The damage remained minor.

But because a political background cannot be ruled out, the police terrorism and extremism defense center is now looking for the perpetrators.

In Saxony, a good half of all residents are vaccinated

Now, individual acts of violence are not the reason that the corona vaccination rates in eastern Germany are lower than in the west.

The problem mainly affects Saxony, but also Thuringia and regions of Saxony-Anhalt and Brandenburg.

It is particularly surprising that the quotas of East Germans for many other vaccinations are even higher than those of West Germans.

Only with Corona do gaps suddenly appear.

In Saxony, which has been at the bottom of the vaccination balance nationwide for months, just over half of all residents are fully vaccinated against Corona, even in Thuringia, Saxony-Anhalt and Brandenburg the rate is still below 60 percent - while it has long been above it in all western countries and at the front runner Bremen is even 75 percent.

What's going on there? A call to Raj Kollmorgen, sociologist at the Zittau-Görlitz University of Applied Sciences, who has the illustrative examples for this question practically on his doorstep. First of all, Kollmorgen also refers to the corona incidence values ​​that have been low in the region for months, which are still only a third of the values ​​in West Germany and have so far practically no longer required restrictions on public and private life. But with the end of the summer vacation and the beginning of autumn, the incidences there also rise again, which could soon make some who previously did not see the need for vaccination rethink. However, the memories of the turn of the year are still fresh for many. At that time, the central German states had the highest numbers of infections and deaths.
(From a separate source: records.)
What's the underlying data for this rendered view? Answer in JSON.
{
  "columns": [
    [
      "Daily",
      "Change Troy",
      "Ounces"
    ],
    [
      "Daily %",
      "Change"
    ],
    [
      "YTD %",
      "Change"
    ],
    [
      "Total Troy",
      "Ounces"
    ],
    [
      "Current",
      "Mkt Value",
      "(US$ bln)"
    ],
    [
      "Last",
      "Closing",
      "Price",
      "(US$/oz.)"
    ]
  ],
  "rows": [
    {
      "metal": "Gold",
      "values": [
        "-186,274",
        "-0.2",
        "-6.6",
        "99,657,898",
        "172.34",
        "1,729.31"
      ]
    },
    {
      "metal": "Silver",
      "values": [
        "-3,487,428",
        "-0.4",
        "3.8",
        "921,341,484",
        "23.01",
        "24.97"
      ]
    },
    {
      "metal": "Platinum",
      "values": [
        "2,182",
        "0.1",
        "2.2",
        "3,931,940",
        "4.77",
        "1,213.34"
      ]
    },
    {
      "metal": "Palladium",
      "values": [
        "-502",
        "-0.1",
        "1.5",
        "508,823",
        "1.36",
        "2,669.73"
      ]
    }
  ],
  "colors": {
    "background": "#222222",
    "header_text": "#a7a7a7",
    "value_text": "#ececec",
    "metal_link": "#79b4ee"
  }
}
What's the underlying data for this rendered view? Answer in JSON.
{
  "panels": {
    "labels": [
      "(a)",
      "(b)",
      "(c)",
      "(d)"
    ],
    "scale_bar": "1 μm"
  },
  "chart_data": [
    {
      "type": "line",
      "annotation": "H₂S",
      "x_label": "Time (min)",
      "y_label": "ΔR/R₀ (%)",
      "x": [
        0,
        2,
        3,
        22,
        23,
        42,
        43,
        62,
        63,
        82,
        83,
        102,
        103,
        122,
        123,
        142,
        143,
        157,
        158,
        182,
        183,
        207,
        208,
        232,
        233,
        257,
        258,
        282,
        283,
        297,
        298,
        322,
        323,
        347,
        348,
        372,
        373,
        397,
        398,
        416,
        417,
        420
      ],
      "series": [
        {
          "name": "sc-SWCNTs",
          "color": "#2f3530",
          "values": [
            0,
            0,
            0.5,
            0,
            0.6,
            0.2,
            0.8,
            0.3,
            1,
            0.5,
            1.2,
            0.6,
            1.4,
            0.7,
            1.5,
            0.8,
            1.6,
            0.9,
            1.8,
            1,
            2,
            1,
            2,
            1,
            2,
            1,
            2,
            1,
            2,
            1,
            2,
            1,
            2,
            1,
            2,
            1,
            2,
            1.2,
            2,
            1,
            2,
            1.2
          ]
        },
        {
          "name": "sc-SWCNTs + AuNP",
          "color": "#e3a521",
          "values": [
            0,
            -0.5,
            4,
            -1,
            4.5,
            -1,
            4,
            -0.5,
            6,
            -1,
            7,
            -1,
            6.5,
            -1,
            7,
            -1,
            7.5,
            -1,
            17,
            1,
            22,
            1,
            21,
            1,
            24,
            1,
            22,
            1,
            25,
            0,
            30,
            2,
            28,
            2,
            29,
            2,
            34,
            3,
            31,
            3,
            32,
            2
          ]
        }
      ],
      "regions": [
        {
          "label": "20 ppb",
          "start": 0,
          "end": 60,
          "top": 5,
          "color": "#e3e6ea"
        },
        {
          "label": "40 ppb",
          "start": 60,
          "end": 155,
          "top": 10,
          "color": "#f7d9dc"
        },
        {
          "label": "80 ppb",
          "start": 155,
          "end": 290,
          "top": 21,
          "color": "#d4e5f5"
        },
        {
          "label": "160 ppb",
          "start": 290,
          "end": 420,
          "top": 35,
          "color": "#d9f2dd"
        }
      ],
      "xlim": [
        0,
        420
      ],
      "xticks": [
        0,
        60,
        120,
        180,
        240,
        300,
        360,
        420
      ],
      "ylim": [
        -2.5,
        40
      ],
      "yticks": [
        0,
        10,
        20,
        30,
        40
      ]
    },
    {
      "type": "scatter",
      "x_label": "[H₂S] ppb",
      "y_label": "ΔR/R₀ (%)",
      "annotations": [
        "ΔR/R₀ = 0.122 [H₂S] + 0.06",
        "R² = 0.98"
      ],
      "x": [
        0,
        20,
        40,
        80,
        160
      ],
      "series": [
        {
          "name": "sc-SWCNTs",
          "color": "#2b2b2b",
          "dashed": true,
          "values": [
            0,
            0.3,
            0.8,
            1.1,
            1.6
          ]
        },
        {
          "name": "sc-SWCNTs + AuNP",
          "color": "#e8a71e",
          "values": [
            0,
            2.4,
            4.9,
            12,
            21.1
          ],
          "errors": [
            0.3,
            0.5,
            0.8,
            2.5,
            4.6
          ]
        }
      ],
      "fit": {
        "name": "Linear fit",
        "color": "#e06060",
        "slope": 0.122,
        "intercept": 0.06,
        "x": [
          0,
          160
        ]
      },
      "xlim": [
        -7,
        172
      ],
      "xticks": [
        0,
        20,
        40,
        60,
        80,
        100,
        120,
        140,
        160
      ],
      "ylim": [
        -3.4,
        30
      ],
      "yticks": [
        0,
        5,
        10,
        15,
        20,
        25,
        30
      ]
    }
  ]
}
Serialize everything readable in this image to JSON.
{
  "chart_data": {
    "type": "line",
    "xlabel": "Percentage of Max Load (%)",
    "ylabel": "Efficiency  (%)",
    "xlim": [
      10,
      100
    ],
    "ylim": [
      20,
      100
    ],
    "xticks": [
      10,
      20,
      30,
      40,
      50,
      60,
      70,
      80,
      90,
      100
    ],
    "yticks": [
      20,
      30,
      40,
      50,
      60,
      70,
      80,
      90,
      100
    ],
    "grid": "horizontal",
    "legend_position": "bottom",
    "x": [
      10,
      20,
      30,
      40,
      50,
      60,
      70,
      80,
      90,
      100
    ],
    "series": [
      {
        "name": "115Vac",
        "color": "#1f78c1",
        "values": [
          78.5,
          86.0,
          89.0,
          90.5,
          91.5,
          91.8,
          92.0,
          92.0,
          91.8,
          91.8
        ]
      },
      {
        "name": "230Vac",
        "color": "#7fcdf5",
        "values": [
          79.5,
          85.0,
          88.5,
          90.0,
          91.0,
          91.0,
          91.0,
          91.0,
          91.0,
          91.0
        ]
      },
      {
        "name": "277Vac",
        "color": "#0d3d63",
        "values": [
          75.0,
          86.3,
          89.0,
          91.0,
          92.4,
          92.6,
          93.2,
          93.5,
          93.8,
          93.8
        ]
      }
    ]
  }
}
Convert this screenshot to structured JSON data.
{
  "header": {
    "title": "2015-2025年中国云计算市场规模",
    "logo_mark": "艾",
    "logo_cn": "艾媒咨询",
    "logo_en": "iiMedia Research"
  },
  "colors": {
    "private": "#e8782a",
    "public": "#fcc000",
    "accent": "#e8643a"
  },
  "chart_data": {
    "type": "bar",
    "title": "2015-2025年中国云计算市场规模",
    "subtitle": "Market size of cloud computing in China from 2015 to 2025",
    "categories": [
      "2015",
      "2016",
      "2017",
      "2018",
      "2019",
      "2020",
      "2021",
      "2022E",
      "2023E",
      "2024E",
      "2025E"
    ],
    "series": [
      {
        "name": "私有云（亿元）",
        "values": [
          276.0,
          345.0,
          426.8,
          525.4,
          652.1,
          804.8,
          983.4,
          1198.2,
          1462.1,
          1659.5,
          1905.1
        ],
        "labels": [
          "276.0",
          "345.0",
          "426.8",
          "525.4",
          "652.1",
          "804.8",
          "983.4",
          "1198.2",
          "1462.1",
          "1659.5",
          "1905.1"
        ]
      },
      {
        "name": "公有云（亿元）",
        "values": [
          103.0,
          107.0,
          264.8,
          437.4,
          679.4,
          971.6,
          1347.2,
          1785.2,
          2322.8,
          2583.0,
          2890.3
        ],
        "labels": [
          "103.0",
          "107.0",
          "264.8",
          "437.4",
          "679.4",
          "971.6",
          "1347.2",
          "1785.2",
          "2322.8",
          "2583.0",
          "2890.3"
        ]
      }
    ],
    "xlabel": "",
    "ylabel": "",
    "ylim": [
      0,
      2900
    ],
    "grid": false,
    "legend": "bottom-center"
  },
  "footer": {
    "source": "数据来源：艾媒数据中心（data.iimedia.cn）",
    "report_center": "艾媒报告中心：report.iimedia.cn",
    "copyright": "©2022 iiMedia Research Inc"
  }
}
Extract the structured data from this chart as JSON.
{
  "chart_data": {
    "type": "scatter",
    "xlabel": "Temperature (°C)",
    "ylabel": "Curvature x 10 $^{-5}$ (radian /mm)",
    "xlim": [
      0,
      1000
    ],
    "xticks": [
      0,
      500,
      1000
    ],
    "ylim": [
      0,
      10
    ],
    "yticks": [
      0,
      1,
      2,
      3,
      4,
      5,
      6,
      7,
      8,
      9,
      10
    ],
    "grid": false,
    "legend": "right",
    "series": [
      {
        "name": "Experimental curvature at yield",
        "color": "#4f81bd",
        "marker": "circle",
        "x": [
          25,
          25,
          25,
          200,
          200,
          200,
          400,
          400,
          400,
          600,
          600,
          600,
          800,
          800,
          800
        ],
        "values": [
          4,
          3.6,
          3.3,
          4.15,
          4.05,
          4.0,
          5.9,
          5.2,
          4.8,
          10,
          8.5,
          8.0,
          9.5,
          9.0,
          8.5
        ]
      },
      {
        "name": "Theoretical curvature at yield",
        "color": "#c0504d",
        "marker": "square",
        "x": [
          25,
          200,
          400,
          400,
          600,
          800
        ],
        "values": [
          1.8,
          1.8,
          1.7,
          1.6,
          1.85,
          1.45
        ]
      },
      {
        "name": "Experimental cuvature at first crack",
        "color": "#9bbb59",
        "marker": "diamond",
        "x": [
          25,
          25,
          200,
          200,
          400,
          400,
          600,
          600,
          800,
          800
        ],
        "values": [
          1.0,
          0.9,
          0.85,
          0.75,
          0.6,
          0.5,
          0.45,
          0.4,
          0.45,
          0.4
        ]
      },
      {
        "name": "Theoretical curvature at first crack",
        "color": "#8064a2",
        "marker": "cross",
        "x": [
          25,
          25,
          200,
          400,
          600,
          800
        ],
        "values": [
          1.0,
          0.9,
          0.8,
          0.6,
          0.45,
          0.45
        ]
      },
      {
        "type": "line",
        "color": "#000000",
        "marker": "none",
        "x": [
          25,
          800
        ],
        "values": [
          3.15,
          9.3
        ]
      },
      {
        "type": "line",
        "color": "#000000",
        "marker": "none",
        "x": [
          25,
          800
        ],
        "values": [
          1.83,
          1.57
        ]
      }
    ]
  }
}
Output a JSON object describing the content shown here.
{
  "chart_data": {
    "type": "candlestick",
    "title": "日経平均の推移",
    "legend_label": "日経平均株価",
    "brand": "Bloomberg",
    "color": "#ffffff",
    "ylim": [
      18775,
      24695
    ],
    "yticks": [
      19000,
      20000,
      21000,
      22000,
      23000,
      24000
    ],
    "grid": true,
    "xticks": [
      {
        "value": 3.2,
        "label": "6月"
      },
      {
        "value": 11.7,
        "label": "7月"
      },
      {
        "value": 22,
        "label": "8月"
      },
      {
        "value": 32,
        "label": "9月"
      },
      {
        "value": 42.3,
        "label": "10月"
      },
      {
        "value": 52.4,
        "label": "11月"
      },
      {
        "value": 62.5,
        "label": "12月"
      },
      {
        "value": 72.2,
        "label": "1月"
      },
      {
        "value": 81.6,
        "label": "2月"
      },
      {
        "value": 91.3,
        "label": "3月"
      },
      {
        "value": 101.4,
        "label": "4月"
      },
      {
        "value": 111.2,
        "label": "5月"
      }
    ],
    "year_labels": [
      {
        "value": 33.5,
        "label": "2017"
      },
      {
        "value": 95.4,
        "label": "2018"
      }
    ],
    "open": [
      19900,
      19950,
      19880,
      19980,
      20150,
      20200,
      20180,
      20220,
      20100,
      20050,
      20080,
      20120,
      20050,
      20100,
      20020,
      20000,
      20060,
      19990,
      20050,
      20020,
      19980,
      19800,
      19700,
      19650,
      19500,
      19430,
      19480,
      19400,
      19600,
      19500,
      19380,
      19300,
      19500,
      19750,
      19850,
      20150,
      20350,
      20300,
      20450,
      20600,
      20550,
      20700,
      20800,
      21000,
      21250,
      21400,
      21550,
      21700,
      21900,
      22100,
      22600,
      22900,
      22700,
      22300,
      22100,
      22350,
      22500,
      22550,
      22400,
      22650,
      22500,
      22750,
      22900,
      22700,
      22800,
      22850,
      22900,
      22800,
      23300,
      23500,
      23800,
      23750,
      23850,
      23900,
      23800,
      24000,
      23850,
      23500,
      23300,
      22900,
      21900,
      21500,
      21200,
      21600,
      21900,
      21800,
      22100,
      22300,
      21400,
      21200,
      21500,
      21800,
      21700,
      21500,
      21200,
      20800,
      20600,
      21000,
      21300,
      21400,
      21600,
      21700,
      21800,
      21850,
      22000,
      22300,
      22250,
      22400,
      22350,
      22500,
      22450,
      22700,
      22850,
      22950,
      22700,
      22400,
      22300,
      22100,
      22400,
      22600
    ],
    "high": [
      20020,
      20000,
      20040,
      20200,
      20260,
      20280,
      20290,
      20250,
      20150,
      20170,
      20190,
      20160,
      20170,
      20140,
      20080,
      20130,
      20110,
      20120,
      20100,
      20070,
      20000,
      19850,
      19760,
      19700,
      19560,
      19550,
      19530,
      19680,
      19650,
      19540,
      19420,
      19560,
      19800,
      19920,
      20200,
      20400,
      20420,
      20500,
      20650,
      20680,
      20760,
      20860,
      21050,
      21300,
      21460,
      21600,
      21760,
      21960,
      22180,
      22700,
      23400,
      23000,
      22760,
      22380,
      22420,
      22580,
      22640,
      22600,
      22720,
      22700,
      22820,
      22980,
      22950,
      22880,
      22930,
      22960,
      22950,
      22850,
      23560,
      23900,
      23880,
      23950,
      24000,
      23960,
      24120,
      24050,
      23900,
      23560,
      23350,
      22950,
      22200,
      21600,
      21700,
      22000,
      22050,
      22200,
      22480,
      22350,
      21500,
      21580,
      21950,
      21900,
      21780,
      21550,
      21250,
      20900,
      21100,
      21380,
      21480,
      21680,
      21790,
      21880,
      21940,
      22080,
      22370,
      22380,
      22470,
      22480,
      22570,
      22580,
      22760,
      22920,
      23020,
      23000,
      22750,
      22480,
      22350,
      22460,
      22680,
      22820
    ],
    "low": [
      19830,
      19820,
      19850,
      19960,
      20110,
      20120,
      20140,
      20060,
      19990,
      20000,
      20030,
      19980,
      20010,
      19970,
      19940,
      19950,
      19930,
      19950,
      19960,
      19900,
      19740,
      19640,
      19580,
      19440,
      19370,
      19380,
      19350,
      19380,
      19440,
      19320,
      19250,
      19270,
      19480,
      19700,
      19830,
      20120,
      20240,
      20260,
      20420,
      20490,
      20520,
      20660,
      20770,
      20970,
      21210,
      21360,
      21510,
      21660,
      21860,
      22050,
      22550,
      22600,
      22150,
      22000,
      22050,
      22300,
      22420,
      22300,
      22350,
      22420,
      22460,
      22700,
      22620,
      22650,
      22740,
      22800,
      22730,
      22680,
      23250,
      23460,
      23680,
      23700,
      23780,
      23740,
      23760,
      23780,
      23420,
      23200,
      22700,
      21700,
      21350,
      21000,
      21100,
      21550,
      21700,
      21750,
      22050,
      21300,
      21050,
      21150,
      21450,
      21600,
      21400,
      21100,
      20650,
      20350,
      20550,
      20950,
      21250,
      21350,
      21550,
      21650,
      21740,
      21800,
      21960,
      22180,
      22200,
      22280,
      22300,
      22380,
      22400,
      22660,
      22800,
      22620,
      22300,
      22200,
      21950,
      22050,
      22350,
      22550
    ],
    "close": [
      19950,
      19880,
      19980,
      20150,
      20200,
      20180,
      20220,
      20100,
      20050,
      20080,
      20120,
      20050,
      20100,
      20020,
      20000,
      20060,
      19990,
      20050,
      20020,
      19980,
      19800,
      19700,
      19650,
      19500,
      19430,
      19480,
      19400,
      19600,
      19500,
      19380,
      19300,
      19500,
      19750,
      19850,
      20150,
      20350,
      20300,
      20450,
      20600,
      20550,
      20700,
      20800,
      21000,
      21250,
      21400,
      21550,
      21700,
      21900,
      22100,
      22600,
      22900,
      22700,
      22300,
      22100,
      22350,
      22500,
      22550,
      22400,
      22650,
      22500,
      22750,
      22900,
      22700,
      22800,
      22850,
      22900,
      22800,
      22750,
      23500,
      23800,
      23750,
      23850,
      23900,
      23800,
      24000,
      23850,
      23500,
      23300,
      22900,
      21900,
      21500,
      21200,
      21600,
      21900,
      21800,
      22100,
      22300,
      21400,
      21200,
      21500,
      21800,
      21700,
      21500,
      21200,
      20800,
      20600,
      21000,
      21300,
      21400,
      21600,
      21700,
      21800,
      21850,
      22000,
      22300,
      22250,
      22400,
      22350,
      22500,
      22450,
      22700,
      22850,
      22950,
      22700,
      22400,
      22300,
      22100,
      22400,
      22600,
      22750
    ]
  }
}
The real problem lies deeper, says Kollmorgen. It is part of a protest culture that has been gaining independence in rural areas for years. Regardless of whether refugees, climate change or now just Corona. "There is a fairly stable milieu that works itself out at every opportunity and supported by echo chambers in the social networks of the state and its institutions." Contradictions and irrational matters played no role, the main thing was "against".